Puede que haya emergido muchas veces y que emerja muchas veces más. Puede que hasta algo de mí perdure de algún modo ya que tiene que cumplirse la regla temporal. Pero es sólo una posibilidad.

Es posible que nunca haya emergido antes y que jamás lo vuelva a hacer, que ésta sea mi única existencia, que esto es todo lo que tengo, he tenido y tendré.

Puede que emerger sea algo tan excepcional, que se ha producido ahora y nunca más se vaya a repetir.

Cruel vida la que está destinada a desaparecer y a no repetirse nunca más.

Aunque quizás, el hecho de que sea única es lo que la hace tan especial. Si tuviéramos la certeza absoluta de aparecer una y otra vez, ¿no tiraríamos la toalla a la primera de cambio? ¿No decidiríamos que es el momento de resetear en cuanto las cosas no salieran como esperamos?

Cuando yo era niño, gastaba parte del dinero de mi paga en máquinas recreativas para poder jugar a videojuegos. Las monedas eran escasas así que normalmente, cada partida que jugabas era única, al menos por ese día. Estudiabas cada pantalla, cuidabas todos los detalles y disfrutabas de cada instante porque sabías que era tu partida diaria. Por muy mal que te fuera, te agarrabas a tu partida hasta el último instante y a veces, contra todo pronóstico, conseguías remontar una situación inicial adversa y llegar muy lejos.

Ahora, con un emulador, cualquier chaval puede jugar a aquellos juegos con vidas infinitas. Pueden avanzar sin pensar, muriendo una y otra vez, sin prestar atención a ningún detalle. Al poco tiempo terminan el juego o les aburre y saltan a otro juego.

Quizás tengan vidas infinitas, pero no saborean los juegos ni la ínfima parte de lo que lo hacíamos nosotros con nuestra moneda única.

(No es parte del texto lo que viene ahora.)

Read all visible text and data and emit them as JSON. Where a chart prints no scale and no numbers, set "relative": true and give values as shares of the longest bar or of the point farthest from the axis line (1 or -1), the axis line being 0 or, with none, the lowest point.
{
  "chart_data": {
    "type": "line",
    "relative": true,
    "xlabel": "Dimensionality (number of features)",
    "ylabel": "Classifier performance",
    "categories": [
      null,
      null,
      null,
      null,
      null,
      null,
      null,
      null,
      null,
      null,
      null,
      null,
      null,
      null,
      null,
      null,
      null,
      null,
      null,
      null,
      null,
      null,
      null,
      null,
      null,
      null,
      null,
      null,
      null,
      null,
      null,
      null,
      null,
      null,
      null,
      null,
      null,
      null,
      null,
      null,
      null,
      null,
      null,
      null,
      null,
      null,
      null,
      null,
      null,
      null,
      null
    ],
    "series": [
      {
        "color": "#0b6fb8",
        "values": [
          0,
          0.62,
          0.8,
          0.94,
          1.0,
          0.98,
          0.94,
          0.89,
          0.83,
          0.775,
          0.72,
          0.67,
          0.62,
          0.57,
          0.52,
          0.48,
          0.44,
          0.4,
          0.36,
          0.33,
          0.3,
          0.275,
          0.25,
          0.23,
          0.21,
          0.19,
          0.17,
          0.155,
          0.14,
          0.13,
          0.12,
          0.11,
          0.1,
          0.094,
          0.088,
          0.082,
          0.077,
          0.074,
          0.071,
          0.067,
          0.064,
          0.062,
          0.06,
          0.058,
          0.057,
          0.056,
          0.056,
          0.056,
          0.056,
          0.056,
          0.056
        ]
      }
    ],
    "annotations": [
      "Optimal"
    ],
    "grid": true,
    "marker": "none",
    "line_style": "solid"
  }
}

Si tuviéramos la certeza de emerger una y otra vez, de tener vidas infinitas, ¿no abortaríamos la partida en cuanto algo no nos fuera exactamente como deseamos? Y, sin embargo, nos agarramos a nuestra moneda única porque no parece que nadie nos vaya a dar otra y, por mucho que las cosas se pongan cuesta arriba y que nada salga como deseamos, siempre intentamos avanzar. Y vemos que tras las adversidades se esconde una belleza que no esperábamos, que no sabíamos que estaba allí. Y descubrimos que son los fracasos los que nos hacen aprender, los que nos permiten conocernos.

Supongo que hay una relación entre una vida única y su aprovechamiento. Hay que sufrir la crueldad de sólo vivir una vez para exprimir la vida hasta la última gota.

La belleza de la certeza de las vidas ilimitadas pronto puede tornarse en una apatía ante la vida, en un desprecio hacia aquello que puede abandonarse en cuanto queramos porque siempre se va a repetir.

Quizás lo mejor sea afrontar la vida como si fuera nuestra única moneda porque nada nos asegura que no sea así. Pero, cuando su peso nos oprima por ese carácter único de nuestra existencia, cuando no soportemos la irreparable pérdida de los que nos rodean, siempre tendremos ese posible asidero de que quizás emerjamos de nuevo en el futuro, de que tal vez alguien se nos acerque y nos de otra moneda.